Fast and accurate power analysis is a critical requirement for designing power-efficient system-on-chips (SoCs). Current system-level power analysis tools are incapable of generating power estimates under real-life workloads within an acceptable amount of time, even for moderately complex SoCs. Our work addresses this problem by borrowing on emulation, which is a widely used technique to accelerate functional verification. Unfortunately, hardware emulation of all the necessary functions for full SoC power analysis is likely to be infeasible for most systems, due to constraints on emulation capacity, and the lack of emulation-ready, synthesizable models for some SoC components early in the design process.

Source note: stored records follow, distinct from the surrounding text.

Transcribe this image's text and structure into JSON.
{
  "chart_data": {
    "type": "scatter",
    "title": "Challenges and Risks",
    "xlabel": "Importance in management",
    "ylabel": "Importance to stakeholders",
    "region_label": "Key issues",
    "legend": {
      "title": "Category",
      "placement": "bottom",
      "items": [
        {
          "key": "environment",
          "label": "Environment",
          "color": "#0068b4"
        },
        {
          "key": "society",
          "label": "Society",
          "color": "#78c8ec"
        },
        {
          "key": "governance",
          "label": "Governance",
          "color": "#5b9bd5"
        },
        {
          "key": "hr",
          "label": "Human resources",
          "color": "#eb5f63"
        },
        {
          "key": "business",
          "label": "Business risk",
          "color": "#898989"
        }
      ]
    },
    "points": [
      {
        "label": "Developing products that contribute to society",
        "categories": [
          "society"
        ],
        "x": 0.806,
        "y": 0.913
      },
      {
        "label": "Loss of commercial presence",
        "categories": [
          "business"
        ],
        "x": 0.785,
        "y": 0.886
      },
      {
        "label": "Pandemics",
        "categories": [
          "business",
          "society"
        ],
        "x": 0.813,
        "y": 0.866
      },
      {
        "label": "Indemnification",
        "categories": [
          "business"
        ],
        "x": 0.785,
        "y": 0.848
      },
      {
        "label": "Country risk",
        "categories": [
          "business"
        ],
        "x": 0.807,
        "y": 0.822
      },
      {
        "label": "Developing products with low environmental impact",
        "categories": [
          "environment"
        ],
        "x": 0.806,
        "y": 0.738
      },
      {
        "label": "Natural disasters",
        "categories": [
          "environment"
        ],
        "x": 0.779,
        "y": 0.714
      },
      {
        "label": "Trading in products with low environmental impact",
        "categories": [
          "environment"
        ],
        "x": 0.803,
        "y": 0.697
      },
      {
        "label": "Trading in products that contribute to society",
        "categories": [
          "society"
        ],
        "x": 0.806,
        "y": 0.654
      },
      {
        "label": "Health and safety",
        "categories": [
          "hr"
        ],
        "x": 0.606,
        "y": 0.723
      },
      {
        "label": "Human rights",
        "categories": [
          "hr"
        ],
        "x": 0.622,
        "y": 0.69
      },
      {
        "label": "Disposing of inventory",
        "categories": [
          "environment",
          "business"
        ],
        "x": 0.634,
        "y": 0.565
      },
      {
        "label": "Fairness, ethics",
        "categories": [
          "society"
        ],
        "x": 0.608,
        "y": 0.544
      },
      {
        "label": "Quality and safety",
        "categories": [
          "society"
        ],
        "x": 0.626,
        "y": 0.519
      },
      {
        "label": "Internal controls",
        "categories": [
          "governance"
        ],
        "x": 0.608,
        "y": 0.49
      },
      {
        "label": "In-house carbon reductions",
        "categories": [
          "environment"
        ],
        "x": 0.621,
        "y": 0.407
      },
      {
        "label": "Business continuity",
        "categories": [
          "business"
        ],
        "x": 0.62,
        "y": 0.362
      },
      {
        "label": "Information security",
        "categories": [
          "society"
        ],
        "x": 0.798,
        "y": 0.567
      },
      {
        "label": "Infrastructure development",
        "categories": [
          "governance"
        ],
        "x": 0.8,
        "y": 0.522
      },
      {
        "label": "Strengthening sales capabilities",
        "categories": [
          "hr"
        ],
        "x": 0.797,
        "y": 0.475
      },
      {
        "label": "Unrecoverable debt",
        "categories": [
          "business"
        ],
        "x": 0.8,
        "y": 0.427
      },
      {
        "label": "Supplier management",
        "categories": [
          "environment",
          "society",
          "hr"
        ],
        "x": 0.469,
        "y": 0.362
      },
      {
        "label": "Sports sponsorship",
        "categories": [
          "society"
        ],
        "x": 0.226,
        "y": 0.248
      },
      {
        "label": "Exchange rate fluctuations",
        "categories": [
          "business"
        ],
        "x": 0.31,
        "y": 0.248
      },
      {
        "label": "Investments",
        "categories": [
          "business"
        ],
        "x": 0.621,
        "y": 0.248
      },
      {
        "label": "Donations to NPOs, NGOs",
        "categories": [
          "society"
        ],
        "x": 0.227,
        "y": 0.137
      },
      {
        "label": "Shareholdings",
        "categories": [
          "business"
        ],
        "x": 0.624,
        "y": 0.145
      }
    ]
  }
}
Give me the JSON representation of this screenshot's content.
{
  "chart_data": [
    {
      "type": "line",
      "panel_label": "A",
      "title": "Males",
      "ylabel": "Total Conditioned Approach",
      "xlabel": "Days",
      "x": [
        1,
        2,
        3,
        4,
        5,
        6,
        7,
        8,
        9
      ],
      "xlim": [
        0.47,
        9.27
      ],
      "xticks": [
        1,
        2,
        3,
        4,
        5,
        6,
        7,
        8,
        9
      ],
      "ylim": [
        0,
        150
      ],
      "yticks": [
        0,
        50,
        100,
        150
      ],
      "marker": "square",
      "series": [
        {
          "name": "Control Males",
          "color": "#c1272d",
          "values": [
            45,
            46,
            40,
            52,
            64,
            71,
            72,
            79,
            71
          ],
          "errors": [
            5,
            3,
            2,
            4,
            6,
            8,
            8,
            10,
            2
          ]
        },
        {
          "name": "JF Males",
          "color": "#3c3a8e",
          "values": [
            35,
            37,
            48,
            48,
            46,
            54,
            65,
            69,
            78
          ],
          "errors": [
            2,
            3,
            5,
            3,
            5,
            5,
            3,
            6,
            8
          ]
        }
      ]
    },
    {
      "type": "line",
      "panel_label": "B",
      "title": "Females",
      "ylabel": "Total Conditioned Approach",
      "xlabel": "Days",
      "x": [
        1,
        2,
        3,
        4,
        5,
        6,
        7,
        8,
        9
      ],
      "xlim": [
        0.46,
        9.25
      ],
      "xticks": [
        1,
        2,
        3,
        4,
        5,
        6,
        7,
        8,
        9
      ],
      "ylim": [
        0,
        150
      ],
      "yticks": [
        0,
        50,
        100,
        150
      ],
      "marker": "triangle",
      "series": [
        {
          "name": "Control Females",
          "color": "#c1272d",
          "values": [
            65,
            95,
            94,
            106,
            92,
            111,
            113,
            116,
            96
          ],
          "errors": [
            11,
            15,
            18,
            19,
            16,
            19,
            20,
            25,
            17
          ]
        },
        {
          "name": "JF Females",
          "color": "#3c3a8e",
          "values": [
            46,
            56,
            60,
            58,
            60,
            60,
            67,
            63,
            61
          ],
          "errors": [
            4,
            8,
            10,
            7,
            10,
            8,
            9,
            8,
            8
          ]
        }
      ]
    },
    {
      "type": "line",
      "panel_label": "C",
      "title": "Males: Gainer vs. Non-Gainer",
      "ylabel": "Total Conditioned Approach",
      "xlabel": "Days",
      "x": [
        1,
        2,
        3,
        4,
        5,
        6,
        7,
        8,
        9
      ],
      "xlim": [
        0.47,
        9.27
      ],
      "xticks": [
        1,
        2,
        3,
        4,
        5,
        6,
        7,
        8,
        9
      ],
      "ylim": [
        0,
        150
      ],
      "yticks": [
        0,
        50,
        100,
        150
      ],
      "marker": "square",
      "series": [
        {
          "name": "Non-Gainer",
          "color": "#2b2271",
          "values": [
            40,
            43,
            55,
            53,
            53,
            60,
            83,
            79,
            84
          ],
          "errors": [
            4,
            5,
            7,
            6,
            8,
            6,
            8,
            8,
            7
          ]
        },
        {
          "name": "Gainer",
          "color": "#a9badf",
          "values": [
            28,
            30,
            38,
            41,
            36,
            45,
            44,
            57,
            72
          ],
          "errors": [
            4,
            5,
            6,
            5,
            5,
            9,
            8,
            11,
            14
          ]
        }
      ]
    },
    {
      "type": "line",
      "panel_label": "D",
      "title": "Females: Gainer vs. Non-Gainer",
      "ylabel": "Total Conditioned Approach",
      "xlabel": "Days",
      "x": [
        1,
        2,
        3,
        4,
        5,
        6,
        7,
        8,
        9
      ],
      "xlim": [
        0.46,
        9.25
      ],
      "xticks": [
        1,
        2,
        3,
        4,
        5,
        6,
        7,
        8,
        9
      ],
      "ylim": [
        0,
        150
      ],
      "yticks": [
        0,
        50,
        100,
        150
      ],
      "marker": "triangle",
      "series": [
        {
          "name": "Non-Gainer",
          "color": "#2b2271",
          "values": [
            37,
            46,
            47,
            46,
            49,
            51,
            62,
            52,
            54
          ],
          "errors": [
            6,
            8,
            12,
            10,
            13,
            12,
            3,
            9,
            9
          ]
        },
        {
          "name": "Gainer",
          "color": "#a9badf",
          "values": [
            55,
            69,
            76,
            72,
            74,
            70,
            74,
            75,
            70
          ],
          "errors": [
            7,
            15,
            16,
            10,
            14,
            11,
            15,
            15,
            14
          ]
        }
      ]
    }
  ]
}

This paper describes hybrid power estimation, an approach to accelerating SoC power analysis by emulating the functional and power models of a subset of SoC components on an FPGA platform (even a low-cost, off-the-shelf FGPA board). We describe the hardware and software components of the framework, and propose techniques to overcome the challenges posed by limited host-board communication bandwidth. We have implemented a hybrid power estimation framework using a Xilinx Virtex-II Pro emulation platform and software extensions to an HDL simulator, to conduct power analysis of a video decoder SoC. The results indicate 65-332X gains in analysis efficiency over simulation-based power estimation, with no loss in accuracy. Further, we show that the increase in FPGA resource requirements for hybrid power estimation over pure functional emulation are modest.